I am trying to find a way to analytically estimate how the noise (or variance in pixel values) will be affected for a zero-frequency image of random noise after applying a Gaussian blur.

In more detail, say I have an image of pixels with an average $ μ $ and random noise of variance $ σ_{0}^{2} $. The image has no features in it, but is simply that normal noise. I now apply a Gaussian blur (or Gaussian filter) with a kernel of standard deviation $ σ_{G} $. I would like a way to analytically estimate (and I know it will have to be an approximation) what the variance of the pixel values in the filtered image will be ($ σ_{f}^{2} $).

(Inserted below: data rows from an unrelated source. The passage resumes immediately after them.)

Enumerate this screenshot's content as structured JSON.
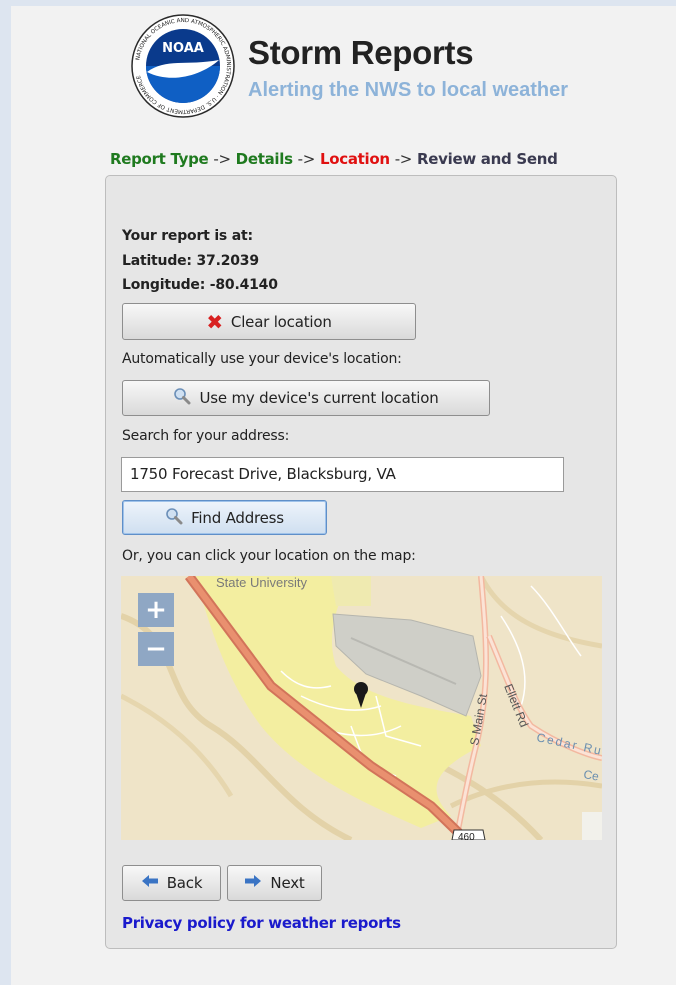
{
  "header": {
    "title": "Storm Reports",
    "subtitle": "Alerting the NWS to local weather",
    "logo_text": "NOAA",
    "logo_ring_text": "NATIONAL OCEANIC AND ATMOSPHERIC ADMINISTRATION · U.S. DEPARTMENT OF COMMERCE"
  },
  "breadcrumb": {
    "step1": "Report Type",
    "step2": "Details",
    "step3": "Location",
    "step4": "Review and Send",
    "separator": "->"
  },
  "location": {
    "heading": "Your report is at:",
    "latitude": "Latitude: 37.2039",
    "longitude": "Longitude: -80.4140"
  },
  "buttons": {
    "clear_location": "Clear location",
    "use_device_location": "Use my device's current location",
    "find_address": "Find Address",
    "back": "Back",
    "next": "Next"
  },
  "labels": {
    "auto_location": "Automatically use your device's location:",
    "search_address": "Search for your address:",
    "click_map": "Or, you can click your location on the map:"
  },
  "search": {
    "value": "1750 Forecast Drive, Blacksburg, VA"
  },
  "map": {
    "labels": {
      "university": "State University",
      "main_st": "S Main St",
      "ellett_rd": "Ellett Rd",
      "cedar_run": "Cedar Ru",
      "cedar_run2": "Ce",
      "route": "460"
    },
    "zoom_in": "+",
    "zoom_out": "−"
  },
  "footer": {
    "privacy_link": "Privacy policy for weather reports"
  },
  "colors": {
    "step_done": "#1f7a1f",
    "step_current": "#e01010",
    "link": "#1a1acc",
    "subtitle": "#8db3d9"
  }
}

Wikipedia has an equation that clearly states what I need. However, they do not have any references and I will like to have a stronger reference for it. I have been unable to find this anywhere else. Any ideas where I'll be able to find this? Does anyone know if that is the correct equation? And maybe how to derive it?

Thank you in advance for your help! Every little contribution helps!

Answer 1

In Gaussian blur the value of each output pixel is calculated as a weighted sum of all input pixels: $$\text{out}(x, y) = \sum^\infty_{j = -\infty} \sum^\infty_{i = -\infty} \frac{1}{{2\pi \sigma_G^2}} e^{-\frac{i^2 + j^2}{2 \sigma_G^2}}\text{in}(x+i,y+j).$$ We want to calculate the variance $\text{Var}[\text{out}(x, y)] = \sigma^2_f$ based on the variances $\text{Var}[\text{in}(x + i, y + i)] = \sigma^2_0$. We require that $\text{in}(x + i, y + i)$ are independent, which you should mention in your question. Based on the identity (variance of linear combination): $$Var\left[\sum_i c_i X_i\right] = \sum_i c^2_i Var[X_i],$$ where $c_i$ are constants and $X_i$ are independent random variables, $$\sigma^2_f = \sigma^2_0\sum^\infty_{j = -\infty} \sum^\infty_{i = -\infty} \left(\frac{1}{{2\pi \sigma_G^2}} e^{-\frac{i^2 + j^2}{2 \sigma_G^2}}\right)^2.$$ For a large $\sigma_G$, the squared Gaussian is rather smooth and the sum can be approximated by an integral as: $$\sigma^2_f \approx \sigma^2_0\int^\infty_{-\infty} \int^\infty_{-\infty} \left(\frac{1}{{2\pi \sigma_G^2}} e^{-\frac{i^2 + j^2}{2 \sigma_G^2}}\right)^2\,\text{d}i\,\text{d}j = \frac{\sigma^2_0}{4\pi \sigma_G^2}\\ \implies \sigma_f \approx \frac{\sigma_0}{2\sigma_G\sqrt{\pi}},$$ which is the same result as in Wikipedia. You can calculate the integral using Wolfram Alpha.

Note that the noise needs not be Gaussian for the above to apply.